This year, we are using Edublogs K-12 in our district. We’ve had only a few short weeks to introduce teachers to the platform officially (and some teachers may not lay eyes on it until after school officially opens), but many are up and running with their own sites. These teacher sites will be used to communicate with families and the rest of the school community, as well as facilitate blogging practices within the classroom. Our next step is to add student blogs to the My Class feature and get busy blogging!
When I think about blogging in schools, I envision communities where kids fluently use their spaces to reflect on learning, share with one another, post project work, ask questions, think critically, engage in conversation around one another’s ideas, and connect globally with peers. This isn’t always the reality, though. We might embark on the blogging adventure, gung-ho and full of enthusiasm about the possibilities, only to become easily drained by the day in and day out must-dos that zap our creative energies and cause us to fall back on what’s comfortable, what’s mundane. How can we keep the passion for documenting our learning alive and make the most of this powerful platform we’re given?
Last fall, I shared this bit about blogging while I was thinking through our blogging goals for the year. Some of our classes enjoyed many successes with blogging last year. Others dabbled, and still others didn’t include any type of blogging activities in the classroom. As the tech integrator, what are my next steps to help teachers feel comfortable with, and see the value in, this practice? Here’s what I’m thinking:
1. Show teachers what blogs can do to support learning. Provide a variety of examples of classroom and student blogs and blogfolios in action. Help teachers appreciate that the blog is a highly versatile platform through which students can document FOR learning, as described and illustrated by Silvia Tolisano here:
2. Get the leaders on board. And hands-on. As far as I am aware, none of our district administrators actively blog, either as a form of home-school communication or as professional practice. The impact of a digital age leader on his teachers, students, and school community cannot be underestimated. When leaders model, practice, and share these methods, it sets the example for the rest of the school community that this type of sharing, learning, and communication is valued.
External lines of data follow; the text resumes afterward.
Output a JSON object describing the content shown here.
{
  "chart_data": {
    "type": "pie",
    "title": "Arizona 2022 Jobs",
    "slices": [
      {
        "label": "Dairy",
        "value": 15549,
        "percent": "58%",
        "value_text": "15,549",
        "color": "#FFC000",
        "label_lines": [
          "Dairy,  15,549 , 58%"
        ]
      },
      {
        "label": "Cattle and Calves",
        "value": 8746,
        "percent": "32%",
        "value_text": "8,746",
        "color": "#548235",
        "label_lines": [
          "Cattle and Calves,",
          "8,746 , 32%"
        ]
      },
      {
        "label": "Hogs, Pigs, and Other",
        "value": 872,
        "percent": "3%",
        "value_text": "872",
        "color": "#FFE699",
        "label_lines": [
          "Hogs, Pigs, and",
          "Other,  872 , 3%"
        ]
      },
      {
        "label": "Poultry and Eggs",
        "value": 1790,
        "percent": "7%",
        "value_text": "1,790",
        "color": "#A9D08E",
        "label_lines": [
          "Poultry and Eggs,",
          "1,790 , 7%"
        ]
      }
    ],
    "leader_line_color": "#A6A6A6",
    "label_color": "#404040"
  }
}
3. Make sure teachers are comfortable with the technical ins and outs of the platform early on, so their energies and efforts can be focused on planning for learning. Edublogs and WordPress dashboards can be pretty mind-numbing to someone who is new to the platform. Once familiarized with the themes, menus, and settings, however, it’s a breeze to publish new posts and keep pages updated. I’ll front-load support in this area to help teachers conquer any techno-fears they have that might prevent them from digging deeper and planning to include blogging activities on a regular basis.
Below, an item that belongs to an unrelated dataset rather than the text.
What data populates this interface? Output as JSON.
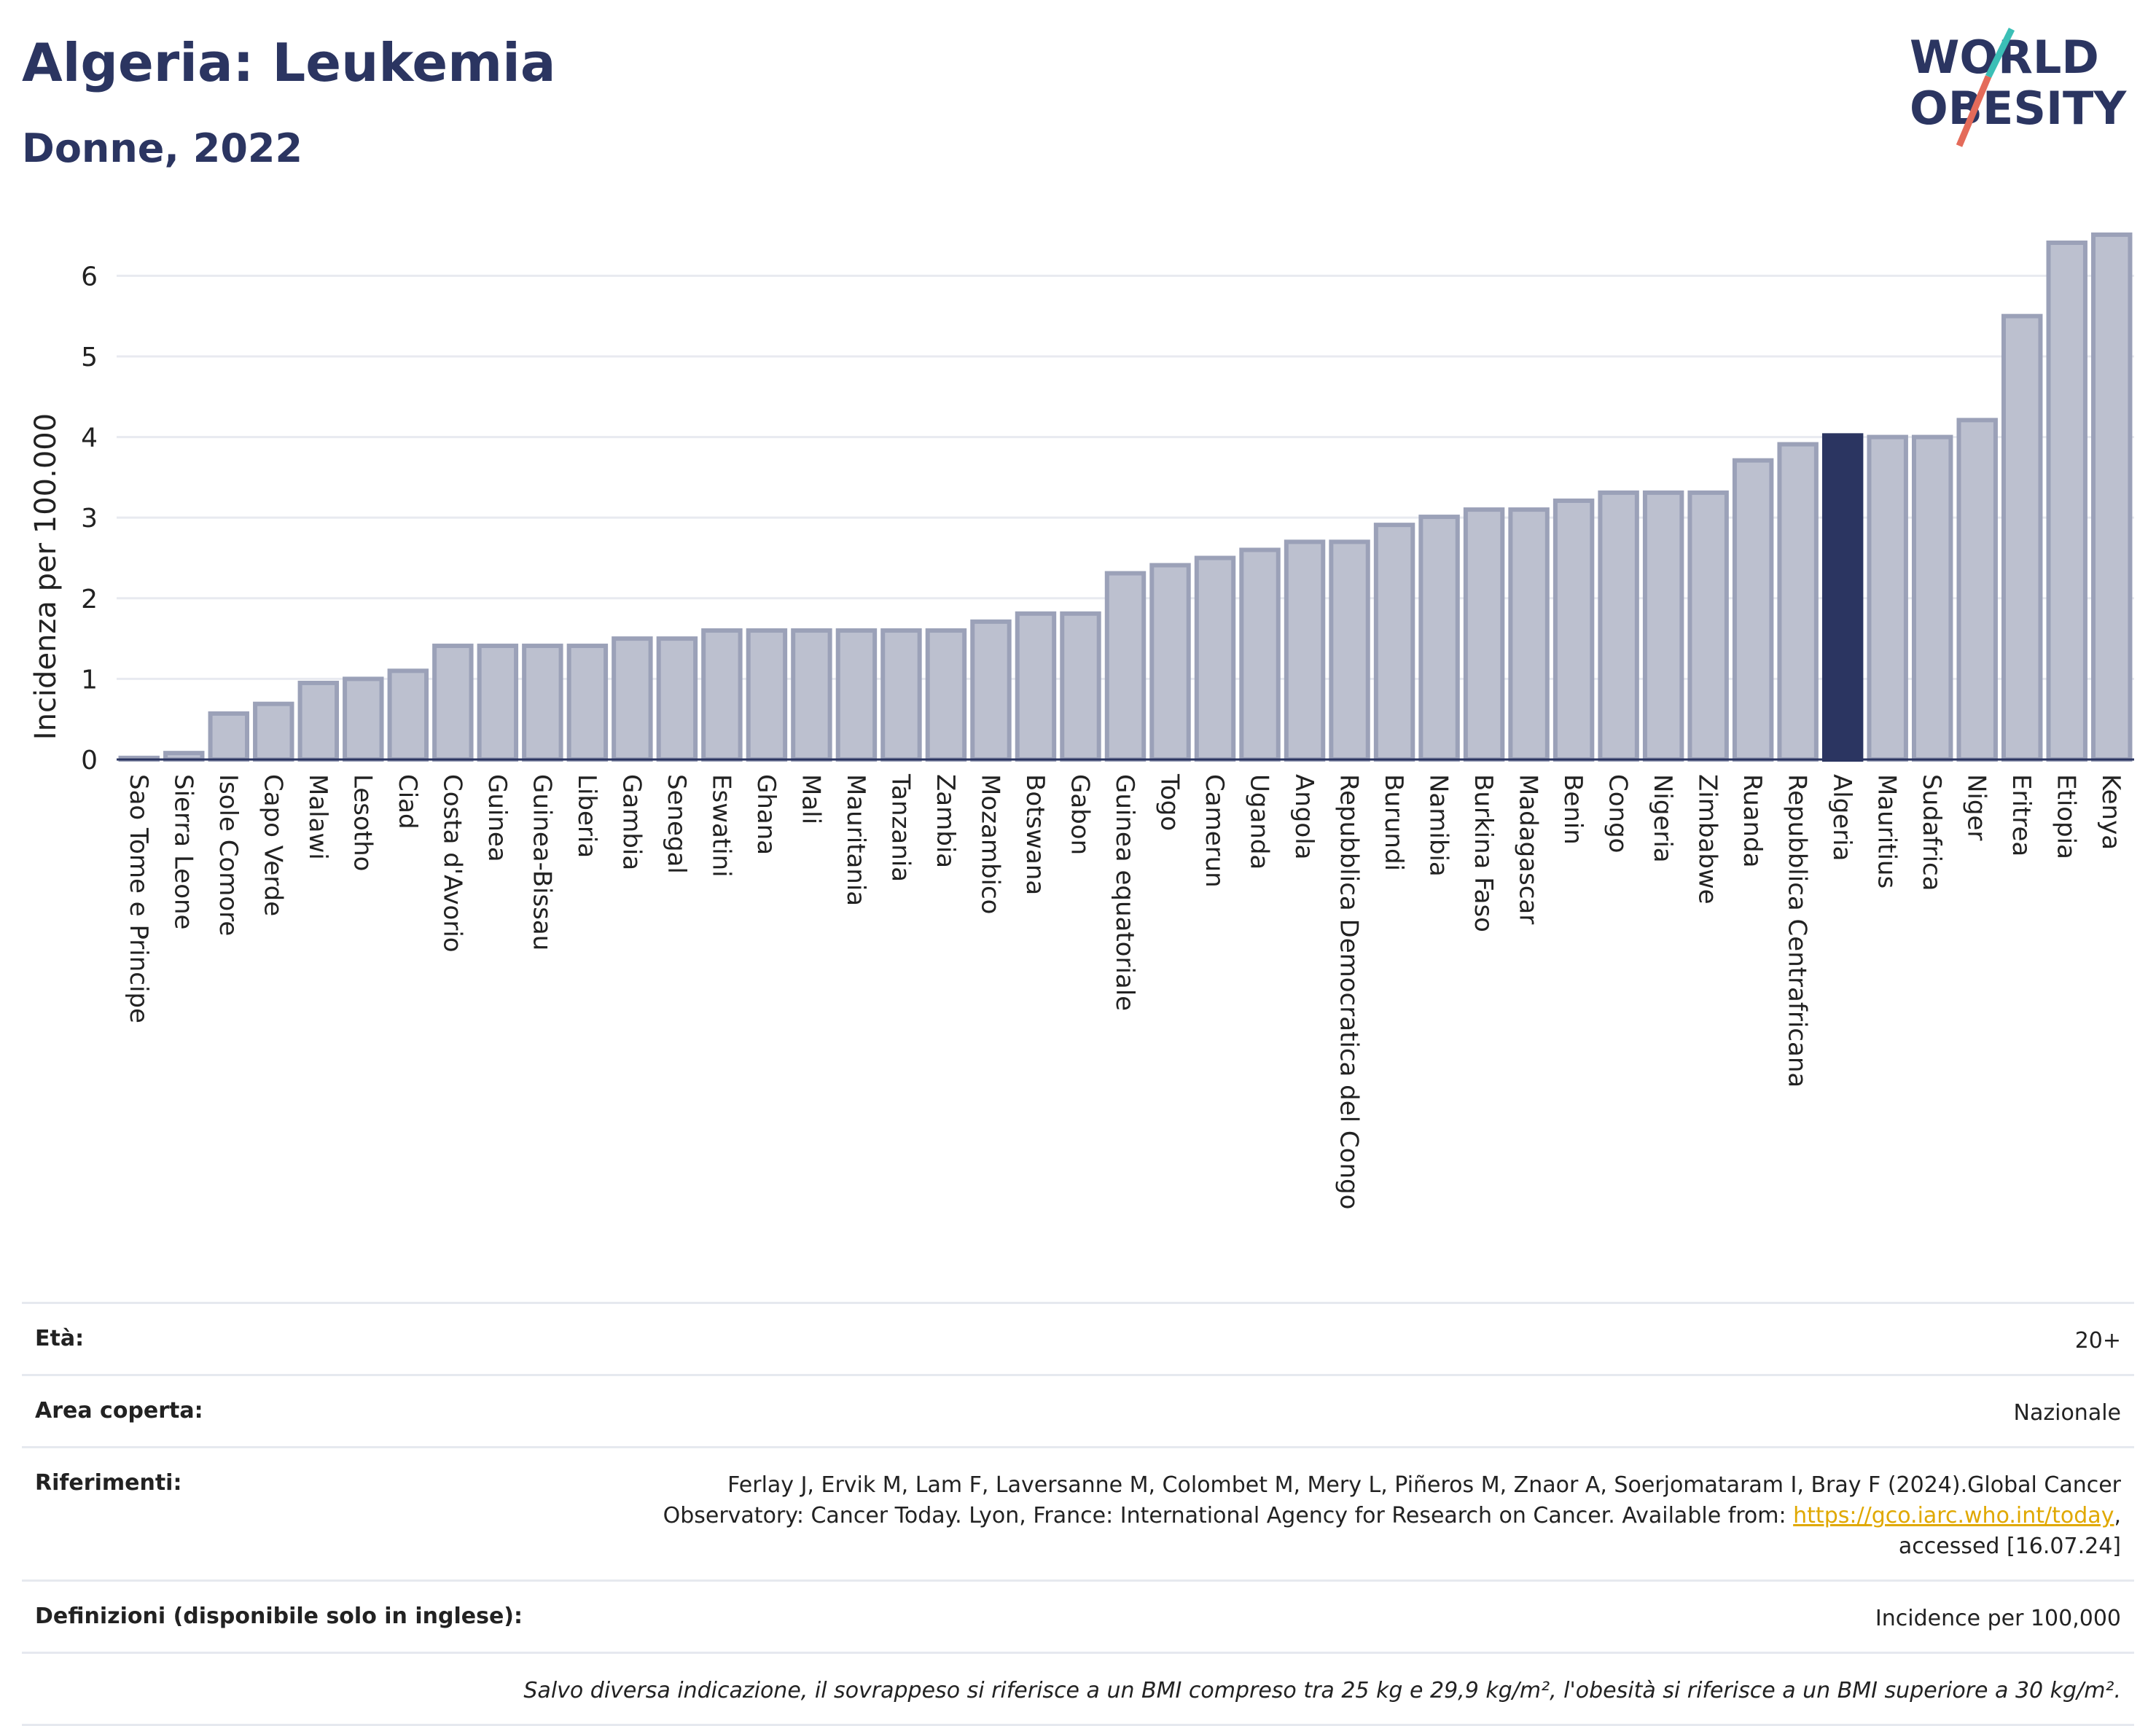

4. Help students own it. We must relinquish control to the learner whenever possible. Over blog themes, page heading, posting topics,widgets and styles, integrated blogging activities, with whom and how they connect to comment and engage in conversation, and how they document and share what they’ve learned. Give kids choice, promote their voices, and empower them as autonomous, responsible readers and writers. If I had someone constantly looking over my shoulder telling me I could or couldn’t post something on my blog, or that an idea wasn’t good enough to share publicly, or I needed to address every misspelling or grammatical error in my post to the point where it interfered with my creative flow, I’d probably grow weary of blogging, too.
5. Get classrooms connected. Try as I might, I don’t have enough time in the day to comment on every elementary classroom’s blogs. I wish I did! Helping teachers connect their students with others through Quadblogging, The Global Read Aloud, and #comments4kids will help amplify our students’ voices and forge lasting relationships with other students, teachers, and learning communities.
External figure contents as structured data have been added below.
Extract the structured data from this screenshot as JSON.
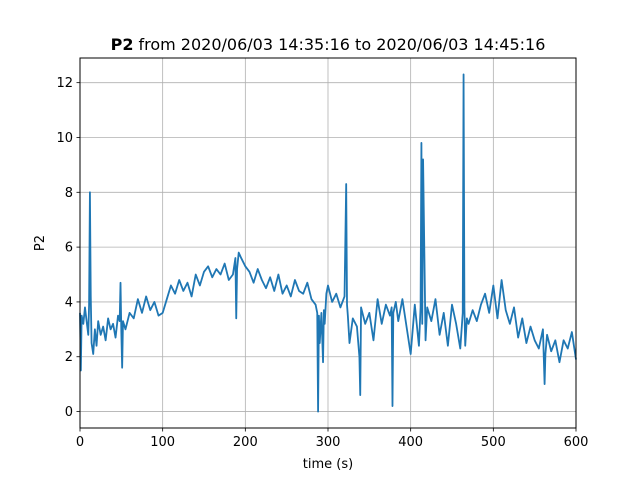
{
  "chart_data": {
    "type": "line",
    "title_bold": "P2",
    "title_rest": "from 2020/06/03 14:35:16 to 2020/06/03 14:45:16",
    "xlabel": "time (s)",
    "ylabel": "P2",
    "xlim": [
      0,
      600
    ],
    "ylim": [
      -0.6,
      12.9
    ],
    "xticks": [
      0,
      100,
      200,
      300,
      400,
      500,
      600
    ],
    "yticks": [
      0,
      2,
      4,
      6,
      8,
      10,
      12
    ],
    "grid": true,
    "legend": "none",
    "series": [
      {
        "color": "#1f77b4",
        "x": [
          0,
          1,
          2,
          4,
          6,
          8,
          10,
          11,
          12,
          13,
          14,
          16,
          18,
          20,
          22,
          25,
          28,
          31,
          34,
          37,
          40,
          43,
          46,
          48,
          49,
          50,
          51,
          52,
          55,
          60,
          65,
          70,
          75,
          80,
          85,
          90,
          95,
          100,
          105,
          110,
          115,
          120,
          125,
          130,
          135,
          140,
          145,
          150,
          155,
          160,
          165,
          170,
          175,
          180,
          185,
          188,
          189,
          190,
          192,
          195,
          200,
          205,
          210,
          215,
          220,
          225,
          230,
          235,
          240,
          245,
          250,
          255,
          260,
          265,
          270,
          275,
          280,
          285,
          287,
          288,
          289,
          290,
          292,
          294,
          295,
          296,
          298,
          300,
          305,
          310,
          315,
          320,
          322,
          323,
          324,
          326,
          330,
          335,
          338,
          339,
          340,
          345,
          350,
          355,
          360,
          365,
          370,
          375,
          377,
          378,
          379,
          382,
          385,
          390,
          395,
          400,
          405,
          410,
          412,
          413,
          414,
          415,
          418,
          420,
          425,
          430,
          435,
          440,
          445,
          450,
          455,
          460,
          463,
          464,
          465,
          466,
          468,
          470,
          475,
          480,
          485,
          490,
          495,
          500,
          505,
          510,
          515,
          520,
          525,
          530,
          535,
          540,
          545,
          550,
          555,
          560,
          562,
          563,
          565,
          570,
          575,
          580,
          585,
          590,
          595,
          600
        ],
        "y": [
          3.6,
          1.5,
          3.5,
          3.2,
          3.8,
          3.3,
          2.8,
          3.9,
          8.0,
          4.2,
          2.5,
          2.1,
          3.0,
          2.4,
          3.3,
          2.8,
          3.1,
          2.6,
          3.4,
          3.0,
          3.2,
          2.7,
          3.5,
          3.3,
          4.7,
          2.9,
          1.6,
          3.3,
          3.0,
          3.6,
          3.4,
          4.1,
          3.6,
          4.2,
          3.7,
          4.0,
          3.5,
          3.6,
          4.1,
          4.6,
          4.3,
          4.8,
          4.4,
          4.7,
          4.2,
          5.0,
          4.6,
          5.1,
          5.3,
          4.9,
          5.2,
          5.0,
          5.4,
          4.8,
          5.0,
          5.6,
          3.4,
          5.2,
          5.8,
          5.6,
          5.3,
          5.1,
          4.7,
          5.2,
          4.8,
          4.5,
          4.9,
          4.4,
          5.0,
          4.3,
          4.6,
          4.2,
          4.8,
          4.4,
          4.3,
          4.7,
          4.1,
          3.9,
          3.6,
          0.0,
          3.5,
          2.5,
          3.6,
          1.8,
          3.7,
          3.2,
          4.3,
          4.6,
          4.0,
          4.3,
          3.8,
          4.2,
          8.3,
          3.9,
          3.5,
          2.5,
          3.4,
          3.1,
          2.0,
          0.6,
          3.8,
          3.2,
          3.6,
          2.6,
          4.1,
          3.2,
          3.9,
          3.5,
          3.8,
          0.2,
          3.6,
          4.0,
          3.3,
          4.1,
          3.1,
          2.1,
          3.9,
          2.4,
          3.8,
          9.8,
          3.2,
          9.2,
          2.6,
          3.8,
          3.3,
          4.1,
          2.8,
          3.6,
          2.4,
          3.9,
          3.2,
          2.3,
          3.6,
          12.3,
          3.8,
          2.4,
          3.4,
          3.2,
          3.7,
          3.3,
          3.9,
          4.3,
          3.6,
          4.6,
          3.4,
          4.8,
          3.7,
          3.2,
          3.8,
          2.7,
          3.4,
          2.5,
          3.1,
          2.6,
          2.3,
          3.0,
          1.0,
          2.1,
          2.8,
          2.2,
          2.6,
          1.8,
          2.6,
          2.3,
          2.9,
          1.9
        ]
      }
    ]
  }
}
6. Support and inspire. After the initial honeymoon is over, teachers will likely be looking for ways for students to use their blogs more creatively, to make thinking visible. I’d love to see our kids develop their spaces into digital portfolios which can then be shared at student-led conferences. I will be sharing many resources from Silvia Tolisano, whose work on blogging I consider to be among the best, and from Sue Waters and the Edublogger community.
I’d love for you to share in the comments your advice for how I can best support teachers with blogging this year, as well as any go-to resources you have to inspire students and staff!